The research conducted for this groundbreaking PhD study helps counter their exploitation, and provides a crucial foundation for further scientific research into the behaviour of these magnificient heritage animals, whose cultural importance equals their ecological role within the greater
Part 1 of this PhD is titled “Effects of a colour variant on hunting behaviour: the white lion in South Africa” – a republication of a previous study shared by Jason in 2015. The study on the hunting behaviour of White Lions showed that the rewilded White Lions within the Global White Lion Protection Trust’s heritage lands bordering the Timbavati region hunted as successfully as wild tawny lions studied in the same wildlife area, and in other Private Nature Reserves in the greater Kruger region. These findings dispelled the misperception that White Lions are not able to hunt for themselves or survive in their natural habitat.
Jason has spent a large part of the last 5 years splitting his time between Leiden University and Johannesburg while working on this publication. The Global White Lion Protection Trust is pleased to draw on his expertise as an independent consultant on lion ecology, and is looking forward to further pioneering efforts on the scientific frontline.
Part 2 of his PhD is titled “Home range and movement patterns of reintroduced White Lions (Panthera leo melanochaita) in the Kruger to Canyons Biosphere Reserve, South Africa.” This study explores the territorial behaviour and movements of White Lions, which has been found to be similar to that of wild tawny lions.These findings were for both the founder pride, consisting of all White Lions, and the Tsau Pride of white and tawny lions, indicating that White Lions adapt to their environment and display natural territorial behaviour.

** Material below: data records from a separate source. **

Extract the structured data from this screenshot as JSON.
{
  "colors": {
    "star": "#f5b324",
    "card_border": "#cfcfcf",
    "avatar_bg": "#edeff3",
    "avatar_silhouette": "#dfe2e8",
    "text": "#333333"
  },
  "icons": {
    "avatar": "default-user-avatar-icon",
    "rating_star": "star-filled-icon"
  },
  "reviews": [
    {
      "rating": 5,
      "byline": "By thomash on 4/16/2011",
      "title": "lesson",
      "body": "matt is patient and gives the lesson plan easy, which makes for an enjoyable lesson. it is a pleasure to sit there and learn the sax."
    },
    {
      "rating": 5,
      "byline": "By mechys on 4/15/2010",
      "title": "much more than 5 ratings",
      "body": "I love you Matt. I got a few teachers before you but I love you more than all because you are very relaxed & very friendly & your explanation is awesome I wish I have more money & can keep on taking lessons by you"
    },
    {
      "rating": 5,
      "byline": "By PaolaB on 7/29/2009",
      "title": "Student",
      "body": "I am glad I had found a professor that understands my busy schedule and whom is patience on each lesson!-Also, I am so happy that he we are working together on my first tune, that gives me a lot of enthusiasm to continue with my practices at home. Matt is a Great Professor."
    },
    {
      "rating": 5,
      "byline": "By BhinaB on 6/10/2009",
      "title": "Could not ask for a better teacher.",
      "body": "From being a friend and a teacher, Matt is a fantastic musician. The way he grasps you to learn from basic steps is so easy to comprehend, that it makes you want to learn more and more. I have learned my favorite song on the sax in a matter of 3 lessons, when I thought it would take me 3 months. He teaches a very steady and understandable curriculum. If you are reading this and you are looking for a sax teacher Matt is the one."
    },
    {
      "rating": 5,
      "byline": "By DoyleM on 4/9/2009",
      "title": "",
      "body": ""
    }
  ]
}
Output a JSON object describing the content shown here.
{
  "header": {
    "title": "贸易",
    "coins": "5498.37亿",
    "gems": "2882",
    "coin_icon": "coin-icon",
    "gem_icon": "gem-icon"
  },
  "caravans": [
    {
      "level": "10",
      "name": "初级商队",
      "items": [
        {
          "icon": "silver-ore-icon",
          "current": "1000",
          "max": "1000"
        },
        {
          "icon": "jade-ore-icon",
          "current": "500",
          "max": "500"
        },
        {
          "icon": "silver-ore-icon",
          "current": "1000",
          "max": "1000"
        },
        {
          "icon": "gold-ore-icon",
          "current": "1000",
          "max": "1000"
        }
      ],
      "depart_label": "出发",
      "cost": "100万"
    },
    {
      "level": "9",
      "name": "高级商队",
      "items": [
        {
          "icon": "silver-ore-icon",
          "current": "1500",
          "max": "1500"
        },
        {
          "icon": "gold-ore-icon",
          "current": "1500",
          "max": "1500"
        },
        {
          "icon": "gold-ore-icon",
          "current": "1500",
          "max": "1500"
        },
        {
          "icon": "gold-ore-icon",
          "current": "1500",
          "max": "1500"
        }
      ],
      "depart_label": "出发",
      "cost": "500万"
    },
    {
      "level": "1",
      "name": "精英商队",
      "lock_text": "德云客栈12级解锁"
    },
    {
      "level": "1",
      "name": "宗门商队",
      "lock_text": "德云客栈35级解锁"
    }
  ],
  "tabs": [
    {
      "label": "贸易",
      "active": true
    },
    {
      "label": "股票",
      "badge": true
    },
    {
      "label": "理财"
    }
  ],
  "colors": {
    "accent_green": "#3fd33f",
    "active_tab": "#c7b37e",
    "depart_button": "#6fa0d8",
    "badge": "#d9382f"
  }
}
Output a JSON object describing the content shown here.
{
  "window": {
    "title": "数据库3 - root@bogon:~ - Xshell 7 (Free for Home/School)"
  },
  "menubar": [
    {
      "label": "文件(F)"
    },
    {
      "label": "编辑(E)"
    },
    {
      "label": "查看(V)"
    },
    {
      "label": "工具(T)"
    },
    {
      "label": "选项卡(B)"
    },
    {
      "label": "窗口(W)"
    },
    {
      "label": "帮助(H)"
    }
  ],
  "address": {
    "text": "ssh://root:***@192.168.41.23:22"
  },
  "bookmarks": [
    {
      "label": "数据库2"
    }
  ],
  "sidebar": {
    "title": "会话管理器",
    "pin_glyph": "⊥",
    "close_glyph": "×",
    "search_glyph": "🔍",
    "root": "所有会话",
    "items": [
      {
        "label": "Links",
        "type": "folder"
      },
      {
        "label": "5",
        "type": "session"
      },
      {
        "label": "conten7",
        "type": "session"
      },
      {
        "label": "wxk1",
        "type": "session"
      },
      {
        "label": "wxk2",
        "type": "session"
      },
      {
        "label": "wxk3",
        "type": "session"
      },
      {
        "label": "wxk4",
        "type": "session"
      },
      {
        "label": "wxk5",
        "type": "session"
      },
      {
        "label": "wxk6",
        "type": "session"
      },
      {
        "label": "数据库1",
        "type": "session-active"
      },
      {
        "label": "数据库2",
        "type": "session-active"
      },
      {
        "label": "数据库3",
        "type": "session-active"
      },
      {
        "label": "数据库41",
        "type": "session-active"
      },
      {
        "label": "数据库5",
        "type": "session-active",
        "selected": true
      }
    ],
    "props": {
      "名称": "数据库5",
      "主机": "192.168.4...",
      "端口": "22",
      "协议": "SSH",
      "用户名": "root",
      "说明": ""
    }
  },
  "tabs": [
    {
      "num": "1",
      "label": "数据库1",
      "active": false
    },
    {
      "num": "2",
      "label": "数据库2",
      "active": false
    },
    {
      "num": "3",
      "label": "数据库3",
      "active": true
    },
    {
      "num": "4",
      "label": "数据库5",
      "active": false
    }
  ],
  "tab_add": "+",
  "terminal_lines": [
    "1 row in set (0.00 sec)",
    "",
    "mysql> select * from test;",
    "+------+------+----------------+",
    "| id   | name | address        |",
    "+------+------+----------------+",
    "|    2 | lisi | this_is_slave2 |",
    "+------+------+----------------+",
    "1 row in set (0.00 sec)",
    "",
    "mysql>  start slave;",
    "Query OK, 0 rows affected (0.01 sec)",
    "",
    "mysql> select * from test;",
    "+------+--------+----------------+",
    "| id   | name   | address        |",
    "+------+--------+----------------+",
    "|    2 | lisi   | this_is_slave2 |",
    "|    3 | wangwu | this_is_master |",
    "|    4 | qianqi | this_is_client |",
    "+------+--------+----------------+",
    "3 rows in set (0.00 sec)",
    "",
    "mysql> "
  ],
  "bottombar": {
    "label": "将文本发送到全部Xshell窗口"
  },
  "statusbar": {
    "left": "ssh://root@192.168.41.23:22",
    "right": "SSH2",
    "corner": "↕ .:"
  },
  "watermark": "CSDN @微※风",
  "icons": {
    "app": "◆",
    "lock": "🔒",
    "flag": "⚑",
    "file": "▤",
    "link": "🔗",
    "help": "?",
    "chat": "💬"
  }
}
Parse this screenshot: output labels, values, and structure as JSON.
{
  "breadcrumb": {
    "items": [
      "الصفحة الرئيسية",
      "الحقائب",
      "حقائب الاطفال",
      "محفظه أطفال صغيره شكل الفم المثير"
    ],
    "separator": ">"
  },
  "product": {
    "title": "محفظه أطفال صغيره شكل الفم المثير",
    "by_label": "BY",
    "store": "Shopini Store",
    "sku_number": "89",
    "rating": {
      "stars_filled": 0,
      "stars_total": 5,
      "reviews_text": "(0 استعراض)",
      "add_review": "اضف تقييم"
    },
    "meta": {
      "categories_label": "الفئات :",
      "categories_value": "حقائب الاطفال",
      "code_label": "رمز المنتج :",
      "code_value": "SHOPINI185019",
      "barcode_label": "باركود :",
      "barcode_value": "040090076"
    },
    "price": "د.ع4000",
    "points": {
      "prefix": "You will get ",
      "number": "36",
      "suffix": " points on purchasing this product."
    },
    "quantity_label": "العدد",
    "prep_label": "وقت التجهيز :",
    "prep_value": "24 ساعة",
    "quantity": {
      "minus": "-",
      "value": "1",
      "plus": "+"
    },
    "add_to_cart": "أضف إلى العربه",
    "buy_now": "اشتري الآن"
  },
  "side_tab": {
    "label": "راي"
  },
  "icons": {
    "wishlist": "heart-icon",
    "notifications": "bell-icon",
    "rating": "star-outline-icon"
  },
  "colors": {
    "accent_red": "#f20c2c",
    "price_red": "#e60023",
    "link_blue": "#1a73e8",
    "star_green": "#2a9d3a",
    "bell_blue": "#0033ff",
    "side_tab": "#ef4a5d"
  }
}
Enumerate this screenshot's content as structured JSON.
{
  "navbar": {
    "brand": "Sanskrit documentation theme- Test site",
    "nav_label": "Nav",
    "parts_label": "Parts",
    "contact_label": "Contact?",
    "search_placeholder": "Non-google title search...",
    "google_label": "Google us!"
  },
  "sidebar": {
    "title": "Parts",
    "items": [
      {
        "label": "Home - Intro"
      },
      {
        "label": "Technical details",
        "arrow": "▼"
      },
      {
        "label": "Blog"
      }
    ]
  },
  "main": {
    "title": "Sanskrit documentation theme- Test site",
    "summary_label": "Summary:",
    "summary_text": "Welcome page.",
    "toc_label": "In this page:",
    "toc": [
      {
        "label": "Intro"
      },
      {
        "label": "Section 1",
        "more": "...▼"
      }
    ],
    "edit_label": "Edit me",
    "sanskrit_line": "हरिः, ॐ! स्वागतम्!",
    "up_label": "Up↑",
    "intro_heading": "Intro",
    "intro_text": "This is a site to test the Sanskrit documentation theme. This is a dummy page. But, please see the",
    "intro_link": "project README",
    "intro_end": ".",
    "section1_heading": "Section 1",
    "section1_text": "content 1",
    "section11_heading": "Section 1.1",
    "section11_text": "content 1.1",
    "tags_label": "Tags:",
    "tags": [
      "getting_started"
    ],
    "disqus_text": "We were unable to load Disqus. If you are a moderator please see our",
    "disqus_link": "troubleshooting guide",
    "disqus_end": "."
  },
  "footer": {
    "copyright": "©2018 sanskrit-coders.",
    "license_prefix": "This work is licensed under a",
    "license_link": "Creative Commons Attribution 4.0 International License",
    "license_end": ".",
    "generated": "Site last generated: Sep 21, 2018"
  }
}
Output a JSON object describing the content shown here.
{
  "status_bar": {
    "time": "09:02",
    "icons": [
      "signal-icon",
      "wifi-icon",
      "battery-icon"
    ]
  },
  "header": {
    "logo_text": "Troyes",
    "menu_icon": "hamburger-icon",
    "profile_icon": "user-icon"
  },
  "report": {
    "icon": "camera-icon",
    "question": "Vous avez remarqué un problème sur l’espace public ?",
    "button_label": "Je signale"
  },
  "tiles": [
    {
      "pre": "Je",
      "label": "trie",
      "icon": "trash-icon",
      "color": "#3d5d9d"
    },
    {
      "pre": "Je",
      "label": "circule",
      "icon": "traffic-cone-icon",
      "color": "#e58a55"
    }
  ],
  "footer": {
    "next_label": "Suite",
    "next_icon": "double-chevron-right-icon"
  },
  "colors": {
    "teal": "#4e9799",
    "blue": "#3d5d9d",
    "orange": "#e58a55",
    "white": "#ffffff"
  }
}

Despite their rarity and cultural importance, there has been a notable gap in the scientific research of White Lions, which has facilitated their rampant exploitation. Groundbreaking studies such as Jason’s are of great assistance in the correction of widespread misinformation, and will help us ensure greater protection of this rare genetic phenotype, whose ongoing occurrence in this region of origin, despite a long history of forcible removals from their natural habitat, is testimony of their resilience.
The third published paper in this groundbreaking series is titled, “Assessing the social cohesion of a translocated pride of White Lions integrated with wild tawny lions in South Africa” which draws upon social network analysis to assess its findings.
In this scientific study, the social behaviour of White Lions was compared to that of wild tawny lions. The Tsau Pride, consisting of reintroduced white and tawny lions was found to be much more socially bonded than the wild prides to which it was compared. It was also found that strong social bonds between pride members is essential for successful reintroduction to their natural habitat.
The research conducted for this groundbreaking PhD study helps to counter their exploitation, and provides a crucial foundation for further scientific research into the behaviour of these magnificent heritage animals, whose cultural importance equals their ecological role within the greater ecosystem.
We invite you to join us in congratulating Jason on this monumental moment, which is a culmination of decades of work and research into this much misunderstood species. We are proud to have Jason provide his expert consultancy on lion ecology to the Global White Lion Protection Trust, and look forward to sharing further pioneering research that he and other scientific experts conduct in the future.